Hear Ethan's story,
as featured on KS95 For Kids.
Finding His Voice Again
"Ethan loves to sing," said his father, Todd. "He makes a soundtrack wherever he goes." Consequently, it was not unusual that the first sign anything was wrong with this seven-year-old came from his voice.
"Last January, we noticed his voice quality was changing," said Ethan's mother, Dawnshelle. "His voice sounded muffled." Ethan had undergone a tonsillectomy in October, 2011, but nothing unusual had been noticed. Ethan said his throat felt fine.
On January 12, however, Ethan experienced difficulty breathing while in school. His teacher suggested Ethan get a drink of water. As Ethan leaned over the drinking fountain, he found he couldn't swallow. Called to the school, Dawnshelle couldn't believe what she saw. "The top of Ethan's mouth and all around his uvula looked bumpy, like cauliflower," she said. "The uvula itself was massive. No wonder Ethan couldn't swallow!" She rushed him to the pediatrician, who said, "I have no idea what this is." Dawnshelle was referred to University of Minnesota Amplatz Children's Hospital Emergency Department.
Thinking the mass might be excess tonsillular tissue, doctors scheduled surgery to remove it. "At this point, Ethan was feeling fine, so he really enjoyed being around some of the cool things at Amplatz," said Todd. "He enjoyed heated blankets. He loved the cool lighting and the 52-inch television. He made a duct tape wallet in the craft room. Everyone was very kind to him. He is a Lego fanatic and received many Lego kits from the staff."
On January 13, doctors removed a 2 cm mass on Ethan's uvula to biopsy. Ethan felt better right away, as he now could breathe and swallow better. "We thought everything was taken care of, and we moved on with life," said Dawnshelle. Then she got the call.
"On January 18, their doctor called to say Ethan had rhabdomyosarcoma," said Dawnshelle. "I had never heard of that before. I remember Dr. Rimell saying it was a very rare childhood cancer, but that Ethan had the most treatable form, embryonal, and the location was very favorable. He said Ethan's prognosis was good. Although terrified, I held on to those positive comments and tried to keep it together in front of our children." Ethan has a sister, Emma, 13, and a brother, Everett, 5.

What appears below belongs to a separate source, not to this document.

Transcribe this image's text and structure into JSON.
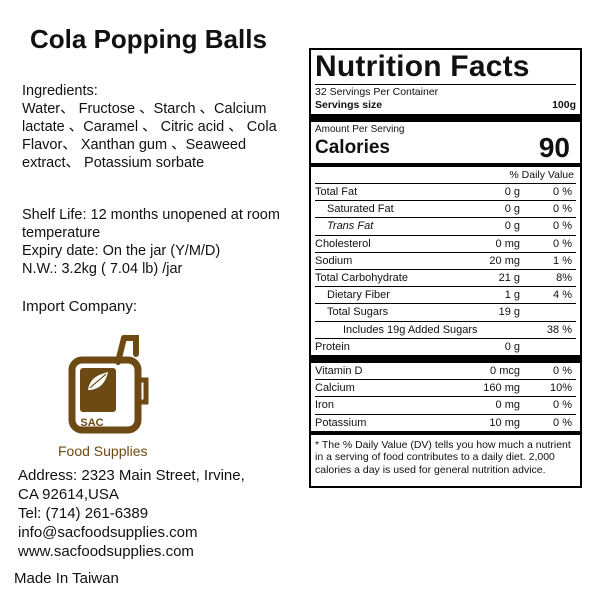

That same week, Ethan had his first visit with his oncology team at the Journey Clinic. "There, we learned what life would look like for us in the next eight months," said Todd. "We felt good to learn that Amplatz Children's Hospital was a Center of Excellence for sarcomas. We felt we were in the right place." Ethan's care was led by Christopher Moertel, M.D.
A PET scan on Saturday and an MRI and spinal tap the following Monday brought more good news. The disease was localized and Stage 1, meaning Ethan's treatment protocol would be two cycles of chemotherapy over six months with no radiation. A port was implanted for easier infusion.
To get to the point of chemotherapy, however, Ethan had to have another surgery. "This was the lowest point in our journey, because we learned the surgery would result in a partial cleft palate," said Dawnshelle. "We worried about the effect it might have on Ethan's singing." They were happy to learn that Ethan later would be a candidate for reconstruction of his soft palate.
"Just in case the surgery was more extensive than planned, we recorded Ethan singing 'Jesus, You're Beautiful' to capture his voice," said Todd. "It's a song we have sung with our kids at bedtime for years."
Happily, the surgery went well. Two weeks later, Ethan was speaking with little indication of a problem, just a slightly breathy voice. Ethan then began his 15 weeks of chemotherapy.
Despite the surgeries and treatments, Ethan finished second grade, which astounded his physicians. As his chemotherapy progressed, however, he had more nausea and nerve damage. "His leg no longer moves when the physician taps his knee with a reflex hammer," said Dawnshelle, "and now, when drinking from a water fountain, he has to swallow in a special way or the water comes out of his nose," she laughed. "But he is resilient. He has found new ways to do things."
Ethan's care now consists of once-a-month visits to receive medication to prevent pneumonia. In addition, he will have a scan every three months for the next year. "I just want this to be over for Ethan," said Todd, who has battled high blood pressure and even landed in the Emergency Department once during Ethan's journey. "My phobia of hospitals is better than it was," he laughed, "but we still have a ban on TV medical dramas at our house."
"The reality of having cancer hit Ethan hard," said Dawnshelle. "He asks difficult questions now and worries about his medical future. The bad things in life have become real to him." Yet, he continues to provide his parents with inspiring soundtracks. When he heard about his upcoming Make-a-Wish trip to Walt Disney World, he said, "Well, Mom, I guess I'm going to live."